Graham also said he wanted Cheryl Mills, who was then-Secretary of State Hillary Clinton’s legal counsel and chief of staff, to testify about Benghazi, and wanted Clinton recalled as a witness for further testimony. (Joel Pollak helpfully notes that while Clinton may have misled Congress in her previous testimony, she did not do so under oath.)
At the Wednesday hearing Hicks also testified that he never believed the attacks were prompted by a hilariously low-quality anti-Islam video on YouTube. It remains unclear who authored the now-infamous talking point but some evidence points in the direction of Obama speechwriter Ben Rhodes.
Hicks said no one from the consulate reported that the assault on the consulate was related to protests over an anti-Islam video, the Obama administration’s invented explanation for what led to the attack.
Hicks said he spoke to U.S. Ambassador to Libya Chris Stevens by telephone not long after the mission was besieged. Stevens’s last words to him were, “Greg, we’re under attacks,” Hicks testified.
When Ambassador to the U.N. Susan Rice helped spread the phony cover story on Sunday TV talks shows five days later, saying that the video sparked the assault, Hicks testified that he was “stunned. My jaw dropped. And I was embarrassed.”
Hicks said he had asked Acting Assistant Secretary for Near Eastern Affairs Beth Jones why Rice had blamed the attacks on the video. “She said, ‘I don’t know,’” Hicks said in his testimony.
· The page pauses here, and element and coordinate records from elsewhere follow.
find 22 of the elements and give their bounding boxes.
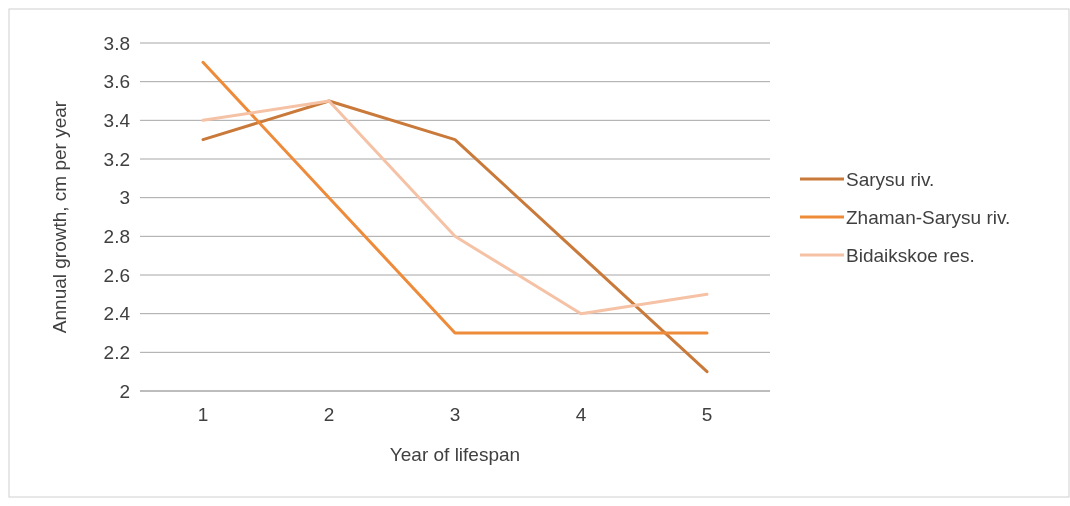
x-tick-label: 2 [323,404,335,425]
y-tick-label: 2 [119,380,130,402]
y-axis-title: Annual growth, cm per year [49,100,70,334]
y-tick-label: 2.8 [103,225,130,247]
y-tick-label: 3 [119,187,130,209]
x-tick-label: 5 [701,404,713,425]
x-tick-label: 4 [575,404,587,425]
y-tick-label: 2.6 [103,264,130,286]
y-tick-label: 3.8 [103,32,130,54]
y-tick-label: 3.6 [103,71,130,93]
x-tick-label: 3 [449,404,461,425]
line-series [201,99,709,374]
legend-label: Zhaman-Sarysu riv. [846,206,1011,228]
y-tick-label: 2.4 [103,303,131,325]
y-tick-label: 3.2 [103,148,130,170]
legend-label: Sarysu riv. [846,168,935,190]
x-axis-title: Year of lifespan [389,444,521,465]
line-series [201,99,709,316]
legend-label: Bidaikskoe res. [846,244,975,266]
x-tick-label: 1 [197,404,209,425]
y-tick-label: 2.2 [103,341,130,363]
y-tick-label: 3.4 [103,109,131,131]
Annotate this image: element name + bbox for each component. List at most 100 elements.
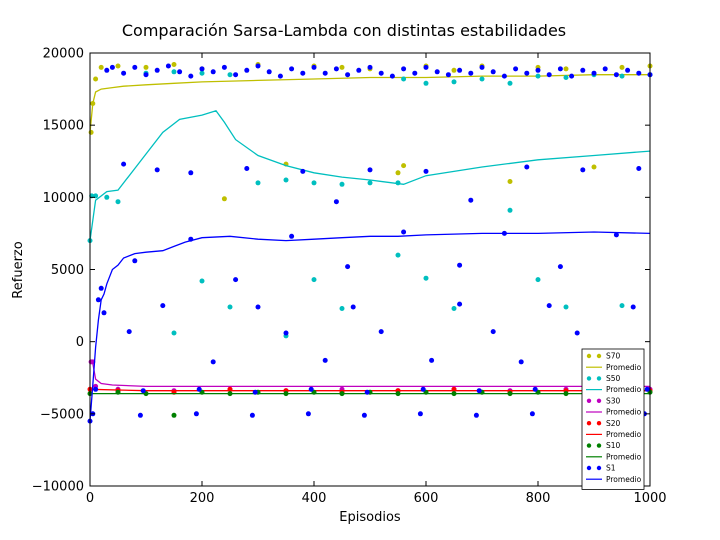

Rep. Jim Jordan (R-Ohio) asked, “But was it like you shouldn’t be asking that question, you should be quiet, we don’t want to talk about that? Was that the sense you got?”
“The sense I got was I needed to stop the line of questioning,” Hicks responded.
Hicks recounted that Clinton’s then-chief of staff chewed him out over an unauthorized meeting he had with Rep. Jason Chaffetz (R-Utah).
Hicks gave Chaffetz a classified briefing without a lawyer from the State Department being present, contrary to Clinton’s orders. Mills, whom evidence established told witnesses not to cooperate with congressional investigators, was “upset,” Hicks said.
An emotional Hicks expressed dissatisfaction with the Obama administration’s approach to the attacks of Sept. 11, 2012, and what followed them.
“I am a career public servant,” Hicks said. “Until the aftermath of Benghazi I loved every day of my job.”
At this point it appears that only partisan leftists, useful idiots, the naive, and the ill-informed profess the belief that run-of-the-mill governmental incompetence explains the administration’s disgraceful behavior on the 11th anniversary of the 9/11 terrorist attacks that brought down the World Trade Center.
Chances are Republicans in Congress will not drop this critical issue and that this week’s testimony from State Department officials who were bullied and intimidated by the Obama White House is only the beginning.